Hi Kendall,
Following up, the solution below (stripping the namespaces) worked well on the toy example I shared, but it does not scale well with the size of the database. I needed up getting the following
Error: Out of Main Memory.
This is despite providing BaseX with 8 GB of memory (BASEX_JVM="-Xmx8g $BASEX_JVM”). The issue is due to the large size of the XML file that was loaded into the database (see below).

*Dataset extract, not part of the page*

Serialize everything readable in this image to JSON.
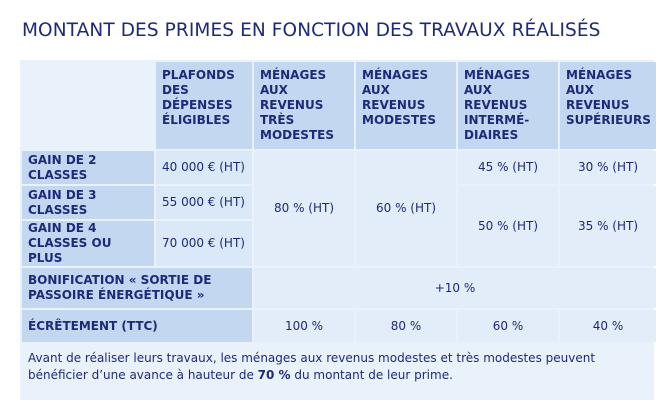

I can go with the default namespace declaration so no followup is needed, unless you are curious and have the time to investigate.
Best, Ron
Database Properties NAME: DrugBank SIZE: 3778 MB NODES: 96333486 DOCUMENTS: 1 BINARIES: 0 TIMESTAMP: 2017-09-01T14:57:50.000Z UPTODATE: true
Resource Properties INPUTPATH: /Volumes/Extra/Documents/Data Science/Data Sets/DrugBank/drugbank.xml INPUTSIZE: 3243 MB INPUTDATE: 2017-09-01T14:50:38.000Z
On September 1, 2017 at 5:29:06 PM, Ron Katriel (rkatriel@mdsol.com) wrote:
Hi Kendall,
Yes, your solution works too (see query below). Really appreciate your help!
Best, Ron
declare namespace e = "http://example.com";
declare function e:strip-namespaces($node as node()) as node() { typeswitch ($node) case $node as document-node() return document { $node/node()/e:strip-namespaces(.) } case $node as element() return element {local-name($node)} { $node/@*, $node/node()/e:strip-namespaces(.) } default return $node };
for $drug in e:strip-namespaces(db:open('DrugBankFail'))/drugbank/drug where not(empty($drug/atc-codes/atc-code)) return <drug> { <ATC5> { string-join(distinct-values($drug/name), ' | ') } </ATC5>, <ATC4> { string-join(distinct-values($drug/atc-codes/atc-code/level[string-length(@code) = 5]), ' | ') } </ATC4>, <ATC3> { string-join(distinct-values($drug/atc-codes/atc-code/level[string-length(@code) = 4]), ' | ') } </ATC3>, <ATC2> { string-join(distinct-values($drug/atc-codes/atc-code/level[string-length(@code) = 3]), ' | ') } </ATC2>, <ATC1> { string-join(distinct-values($drug/atc-codes/atc-code/level[string-length(@code) = 1]), ' | ') } </ATC1> } </drug>
On September 1, 2017 at 5:21:11 PM, Kendall Shaw (kendall.shaw@workday.com) wrote:
I think my mail client altered my post to move ‘.’ characters to the end of what it thinks is a sentence.
This:
e:strip-namespaces().
Is supposed to be this:
e:strip-namespaces(.)